Favre recently created the Office of Business Outreach, headed by Steve Hale, to connect businesses with the many employment and training services and programs offered through the network of the WIN Job Centers and to help defray the workforce and human resource development costs of new and existing businesses. The collaborative effort features partnerships between MDES, state agencies and other entities, including the Governor’s Office, Mississippi Development Authority, State Board of Community and Junior Colleges and the four Local Workforce Investment Areas. Among other mandates, Favre was tasked with merging the State Workforce Development Council, overseer of state workforce dollars, with the State Workforce Investment Board, which oversees federal workforce dollars. The new State Workforce Investment Board (WIB) coordinates both state and federal workforce dollars. The new 25-member State Workforce Investment Board (WIB) met for its first business meeting February 18.
“The group was outstanding,” said George Schloegel, WIB chairman and Hancock Bank CEO. “They represented a variety of organizations, yet they embraced the needs of the entire state.”
Beyond “the normal confusion that change brings about,” said Schloegel, there’s already evidence of “less confusion” on how the new organization will improve and implement workforce training. In addition to being less expensive to operate, the program has already resulted in “more direct access to meaningful workforce training (and) better results.”

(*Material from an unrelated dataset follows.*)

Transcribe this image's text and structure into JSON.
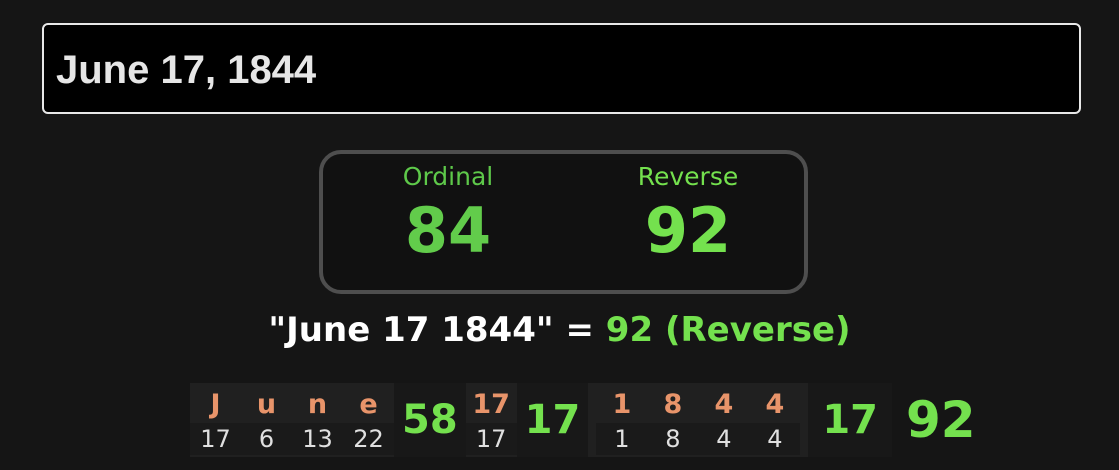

The most significant change job seekers experience is the “one point of entry” for service at the WIN Job Centers, which are publicly funded employment resource centers serving as the state’s workforce broker. When a person enters the WIN Job Center, whether applying for unemployment benefits or seeking assistance with a job search, he or she will not be aware that staff members represent different programs of service. There will be a single application for services.

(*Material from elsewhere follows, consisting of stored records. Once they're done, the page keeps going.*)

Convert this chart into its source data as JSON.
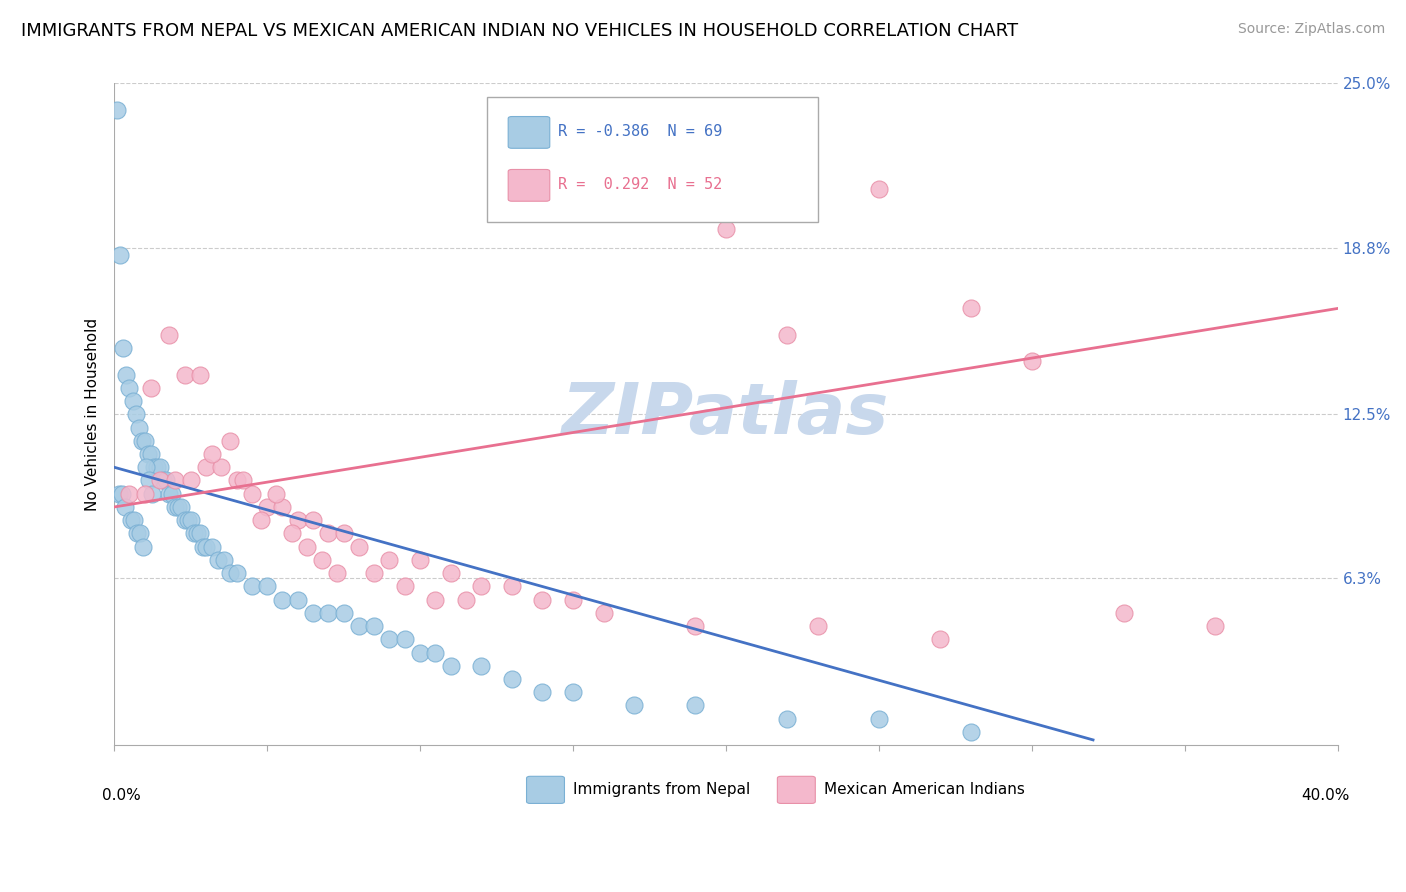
{
  "title": "IMMIGRANTS FROM NEPAL VS MEXICAN AMERICAN INDIAN NO VEHICLES IN HOUSEHOLD CORRELATION CHART",
  "source": "Source: ZipAtlas.com",
  "watermark": "ZIPatlas",
  "legend_entries": [
    {
      "label": "R = -0.386  N = 69",
      "color": "#a8cce4"
    },
    {
      "label": "R =  0.292  N = 52",
      "color": "#f4b8cc"
    }
  ],
  "legend_labels_bottom": [
    "Immigrants from Nepal",
    "Mexican American Indians"
  ],
  "blue_scatter_x": [
    0.1,
    0.2,
    0.3,
    0.4,
    0.5,
    0.6,
    0.7,
    0.8,
    0.9,
    1.0,
    1.1,
    1.2,
    1.3,
    1.4,
    1.5,
    1.6,
    1.7,
    1.8,
    1.9,
    2.0,
    2.1,
    2.2,
    2.3,
    2.4,
    2.5,
    2.6,
    2.7,
    2.8,
    2.9,
    3.0,
    3.2,
    3.4,
    3.6,
    3.8,
    4.0,
    4.5,
    5.0,
    5.5,
    6.0,
    6.5,
    7.0,
    7.5,
    8.0,
    8.5,
    9.0,
    9.5,
    10.0,
    10.5,
    11.0,
    12.0,
    13.0,
    14.0,
    15.0,
    17.0,
    19.0,
    22.0,
    25.0,
    28.0,
    0.15,
    0.25,
    0.35,
    0.55,
    0.65,
    0.75,
    0.85,
    0.95,
    1.05,
    1.15,
    1.25
  ],
  "blue_scatter_y": [
    24.0,
    18.5,
    15.0,
    14.0,
    13.5,
    13.0,
    12.5,
    12.0,
    11.5,
    11.5,
    11.0,
    11.0,
    10.5,
    10.5,
    10.5,
    10.0,
    10.0,
    9.5,
    9.5,
    9.0,
    9.0,
    9.0,
    8.5,
    8.5,
    8.5,
    8.0,
    8.0,
    8.0,
    7.5,
    7.5,
    7.5,
    7.0,
    7.0,
    6.5,
    6.5,
    6.0,
    6.0,
    5.5,
    5.5,
    5.0,
    5.0,
    5.0,
    4.5,
    4.5,
    4.0,
    4.0,
    3.5,
    3.5,
    3.0,
    3.0,
    2.5,
    2.0,
    2.0,
    1.5,
    1.5,
    1.0,
    1.0,
    0.5,
    9.5,
    9.5,
    9.0,
    8.5,
    8.5,
    8.0,
    8.0,
    7.5,
    10.5,
    10.0,
    9.5
  ],
  "pink_scatter_x": [
    0.5,
    1.0,
    1.5,
    2.0,
    2.5,
    3.0,
    3.5,
    4.0,
    4.5,
    5.0,
    5.5,
    6.0,
    6.5,
    7.0,
    7.5,
    8.0,
    9.0,
    10.0,
    11.0,
    12.0,
    13.0,
    14.0,
    15.0,
    17.0,
    20.0,
    22.0,
    25.0,
    28.0,
    30.0,
    33.0,
    36.0,
    1.2,
    1.8,
    2.3,
    2.8,
    3.2,
    3.8,
    4.2,
    4.8,
    5.3,
    5.8,
    6.3,
    6.8,
    7.3,
    8.5,
    9.5,
    10.5,
    11.5,
    16.0,
    19.0,
    23.0,
    27.0
  ],
  "pink_scatter_y": [
    9.5,
    9.5,
    10.0,
    10.0,
    10.0,
    10.5,
    10.5,
    10.0,
    9.5,
    9.0,
    9.0,
    8.5,
    8.5,
    8.0,
    8.0,
    7.5,
    7.0,
    7.0,
    6.5,
    6.0,
    6.0,
    5.5,
    5.5,
    20.5,
    19.5,
    15.5,
    21.0,
    16.5,
    14.5,
    5.0,
    4.5,
    13.5,
    15.5,
    14.0,
    14.0,
    11.0,
    11.5,
    10.0,
    8.5,
    9.5,
    8.0,
    7.5,
    7.0,
    6.5,
    6.5,
    6.0,
    5.5,
    5.5,
    5.0,
    4.5,
    4.5,
    4.0
  ],
  "blue_line_x": [
    0.0,
    32.0
  ],
  "blue_line_y": [
    10.5,
    0.2
  ],
  "pink_line_x": [
    0.0,
    40.0
  ],
  "pink_line_y": [
    9.0,
    16.5
  ],
  "xlim": [
    0,
    40
  ],
  "ylim": [
    0,
    25
  ],
  "blue_color": "#a8cce4",
  "pink_color": "#f4b8cc",
  "blue_edge_color": "#7ab0d4",
  "pink_edge_color": "#e890a8",
  "blue_line_color": "#4472c4",
  "pink_line_color": "#e87090",
  "ylabel_ticks": [
    0.0,
    6.3,
    12.5,
    18.8,
    25.0
  ],
  "ylabel_tick_labels": [
    "",
    "6.3%",
    "12.5%",
    "18.8%",
    "25.0%"
  ],
  "title_fontsize": 13,
  "source_fontsize": 10,
  "watermark_color": "#c8d8ec",
  "watermark_fontsize": 52
}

Needs will be assessed and various programs identified to meet the client’s requirements. Instead of one manager and fragmented services at each WIN Job Center, there will be only one manager, said MDES spokesperson Liz Barnett.
“Ms. Favre realizes change is difficult,” said Barnett. “And change brings on anxiety and stress. For some people, it appears to reflect a loss of security. But change is also exciting. It brings a challenge and allows creative breakthroughs and opportunities. MDES is an evolutionary change in progress. As new ideas emerge and the employees become even more aware of MDES’ role, any resistance will be substituted with eagerness to meet the challenges to serve the customers. There is nothing more rewarding than knowing one has made a difference in someone’s life.”